Pendant la semaine, elle a travaillé chez elle la respiration abdominale, son corps est un peu plus libéré.
Pendant la relaxation, je la pousse à travailler plus intensément la respiration abdominale basse en l'accompagnant d'un massage très léger.
Je lui propose de travailler les abdominos en faisant la respiration du petit train. Elle y arrive très bien. Je remarque encore une fois que son corps à l'habitude des mouvements du chant.
Je lui propose de travailler différemment des autres fois. De laisser s'exprimer cette voix qui pleure au lieu de tenter de la contrôler. Je lui fais remarquer que cela fait cinq ans qu'elle essaye de maîtriser sa voix par tous les moyens et que cela ne fonctionne pas.
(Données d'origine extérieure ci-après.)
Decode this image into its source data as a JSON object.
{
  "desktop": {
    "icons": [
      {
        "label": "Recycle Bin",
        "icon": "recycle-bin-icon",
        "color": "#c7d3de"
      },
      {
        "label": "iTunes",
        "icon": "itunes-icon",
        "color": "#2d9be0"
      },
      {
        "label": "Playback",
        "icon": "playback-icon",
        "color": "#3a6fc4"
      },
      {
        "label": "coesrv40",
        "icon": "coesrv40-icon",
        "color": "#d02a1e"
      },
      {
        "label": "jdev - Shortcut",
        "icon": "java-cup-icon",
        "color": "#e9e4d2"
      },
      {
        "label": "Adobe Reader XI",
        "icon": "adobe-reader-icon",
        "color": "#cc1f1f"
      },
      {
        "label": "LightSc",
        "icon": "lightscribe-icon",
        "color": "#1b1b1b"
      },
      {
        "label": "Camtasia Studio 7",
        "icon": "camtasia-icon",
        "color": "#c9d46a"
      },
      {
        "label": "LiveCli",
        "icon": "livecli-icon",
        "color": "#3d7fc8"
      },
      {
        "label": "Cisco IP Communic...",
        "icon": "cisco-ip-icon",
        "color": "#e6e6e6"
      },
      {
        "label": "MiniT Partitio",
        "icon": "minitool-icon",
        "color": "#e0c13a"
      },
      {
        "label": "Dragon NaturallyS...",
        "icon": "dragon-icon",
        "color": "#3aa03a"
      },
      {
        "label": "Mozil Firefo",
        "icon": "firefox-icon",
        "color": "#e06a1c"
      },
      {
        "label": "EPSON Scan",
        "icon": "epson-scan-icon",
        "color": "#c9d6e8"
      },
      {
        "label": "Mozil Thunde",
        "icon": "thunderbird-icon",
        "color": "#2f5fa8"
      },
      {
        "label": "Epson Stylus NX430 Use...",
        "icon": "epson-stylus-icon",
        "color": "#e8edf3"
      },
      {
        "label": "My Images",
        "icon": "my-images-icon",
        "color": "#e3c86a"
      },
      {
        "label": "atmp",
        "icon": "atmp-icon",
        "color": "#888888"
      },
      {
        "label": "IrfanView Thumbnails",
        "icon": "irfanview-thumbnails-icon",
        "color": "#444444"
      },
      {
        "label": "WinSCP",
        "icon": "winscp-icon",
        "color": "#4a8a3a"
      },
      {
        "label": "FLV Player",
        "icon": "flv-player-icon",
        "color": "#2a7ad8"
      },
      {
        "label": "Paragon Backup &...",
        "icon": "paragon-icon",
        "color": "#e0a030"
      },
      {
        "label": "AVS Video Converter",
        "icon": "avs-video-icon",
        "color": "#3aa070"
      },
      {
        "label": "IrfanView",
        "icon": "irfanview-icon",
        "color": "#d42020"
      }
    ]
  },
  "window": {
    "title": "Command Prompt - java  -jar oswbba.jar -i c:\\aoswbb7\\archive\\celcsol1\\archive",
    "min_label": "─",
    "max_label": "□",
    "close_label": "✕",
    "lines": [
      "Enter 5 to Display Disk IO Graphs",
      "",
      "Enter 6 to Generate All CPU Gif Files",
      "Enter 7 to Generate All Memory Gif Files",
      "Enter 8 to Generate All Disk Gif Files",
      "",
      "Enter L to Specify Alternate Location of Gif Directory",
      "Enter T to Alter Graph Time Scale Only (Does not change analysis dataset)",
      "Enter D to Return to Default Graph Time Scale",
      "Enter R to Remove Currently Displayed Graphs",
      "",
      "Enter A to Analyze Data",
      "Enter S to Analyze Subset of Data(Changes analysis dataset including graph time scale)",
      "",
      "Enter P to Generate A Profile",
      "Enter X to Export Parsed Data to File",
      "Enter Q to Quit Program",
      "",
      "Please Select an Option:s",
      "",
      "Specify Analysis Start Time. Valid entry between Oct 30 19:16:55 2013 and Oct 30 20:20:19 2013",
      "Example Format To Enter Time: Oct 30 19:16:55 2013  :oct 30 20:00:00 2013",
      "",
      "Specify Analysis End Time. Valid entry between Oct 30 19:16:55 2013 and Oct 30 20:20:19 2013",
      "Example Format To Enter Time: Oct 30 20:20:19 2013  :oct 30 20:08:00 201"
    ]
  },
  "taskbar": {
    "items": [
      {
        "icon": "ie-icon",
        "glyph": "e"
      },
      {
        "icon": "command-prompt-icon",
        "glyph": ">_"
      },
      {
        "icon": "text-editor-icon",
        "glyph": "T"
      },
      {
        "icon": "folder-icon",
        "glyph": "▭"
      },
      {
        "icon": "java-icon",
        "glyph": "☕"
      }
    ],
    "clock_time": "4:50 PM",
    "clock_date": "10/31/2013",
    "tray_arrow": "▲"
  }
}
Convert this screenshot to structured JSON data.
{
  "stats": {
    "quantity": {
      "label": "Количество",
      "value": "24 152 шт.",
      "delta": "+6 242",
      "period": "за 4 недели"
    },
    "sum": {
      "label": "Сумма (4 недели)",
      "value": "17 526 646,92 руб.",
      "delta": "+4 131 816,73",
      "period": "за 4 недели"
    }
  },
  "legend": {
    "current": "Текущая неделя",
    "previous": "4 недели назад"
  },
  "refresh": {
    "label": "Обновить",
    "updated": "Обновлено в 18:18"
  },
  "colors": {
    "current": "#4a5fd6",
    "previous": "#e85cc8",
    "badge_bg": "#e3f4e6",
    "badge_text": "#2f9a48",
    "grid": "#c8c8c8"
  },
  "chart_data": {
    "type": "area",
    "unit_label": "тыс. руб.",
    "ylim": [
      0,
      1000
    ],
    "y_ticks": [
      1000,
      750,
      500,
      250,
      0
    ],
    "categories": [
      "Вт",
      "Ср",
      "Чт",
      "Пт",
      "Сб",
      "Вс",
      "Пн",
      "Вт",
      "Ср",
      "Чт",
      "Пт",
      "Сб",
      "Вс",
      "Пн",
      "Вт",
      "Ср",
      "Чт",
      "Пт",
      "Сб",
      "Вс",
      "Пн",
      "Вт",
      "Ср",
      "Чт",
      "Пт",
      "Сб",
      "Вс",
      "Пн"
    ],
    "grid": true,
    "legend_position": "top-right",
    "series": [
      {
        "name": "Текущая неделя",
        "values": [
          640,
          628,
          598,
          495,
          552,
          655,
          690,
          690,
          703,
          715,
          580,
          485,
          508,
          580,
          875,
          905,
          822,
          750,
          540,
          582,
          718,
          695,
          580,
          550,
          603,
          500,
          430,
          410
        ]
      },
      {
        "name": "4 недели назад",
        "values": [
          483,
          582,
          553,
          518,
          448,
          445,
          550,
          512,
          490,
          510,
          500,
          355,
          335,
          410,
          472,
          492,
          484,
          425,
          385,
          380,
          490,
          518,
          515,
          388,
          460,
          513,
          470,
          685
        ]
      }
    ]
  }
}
Je lui demande d'improviser et de se laisser aller, de laisser sa voix faire ce qu'elle veut. M. essaie mais à du mal à lâcher prise. Elle me parle de sa douleur à chanter mais précise que cette douleur est présente tout le temps dans sa vie même quand elle ne chante pas.
Elle me dit que sa voix semble vouloir aller dans l'aiguë. Je lui propose donc de faire des sirènes.
Pendant qu'elle chante je suis à côté d'elle et j'accompagne le son par un léger massage du dos pour tenter d'accentuer les sensations.
La voix est puissante, riche et forte en émotion.

Cependant, M. est incapable de me dire ce qu'elle ressent, ce qui se passe en elle.
Je lui demande de s'allonger, de fermer les yeux et de se replonger dans les sensations qu'elle éprouvait quand elle faisait les sirènes.
Je lui propose de me décrire ses sensations physiques.
M. ressent le son qui part du ventre. Elle le pousse et il remplit entièrement le ventre et la poitrine mais quand il arrive à la gorge, il est bloqué au niveau de la glotte et du pharynx.. Il ne peut pas sortir, le trou est trop petit. Il y a comme un bouchon qui empêche la voix de sortir.
C'est douloureux mais pas une douleur physiologique.
Je lui demande si cette douleur est spécifique au chant, elle me dit que non. Elle perçoit comme un rideau noir. Elle ne sait pas ce qu'il est ni ce qu'il cache mais il est tout le temps présent.
Je lui fais remarquer qu'elle ne peut pas se limiter à essayer de régler son problème vocal, qu'en réalité, c'est le rideau qu'il faut qu'elle parvienne à identifier et à soulever. Je lui précise que cela dépasse mes compétences de professeur de chant et qu'elle doit consulter un psychothérapeute. Elle doit réussir à exprimer ce qui remplit entièrement son ventre et son torse et qui est trop gros actuellement pour sortir par le petit trou de la gorge. Quand cette masse intérieure aura diminué, le trou sera suffisamment gros et elle pourra certainement recommencer à chanter.
A sa demande, je lui propose des adresses de thérapeutes et lui propose de me recontacter si elle se décide à faire la démarche. Je pourrais alors l'accompagner pour l'aider à retrouver du plaisir à chanter.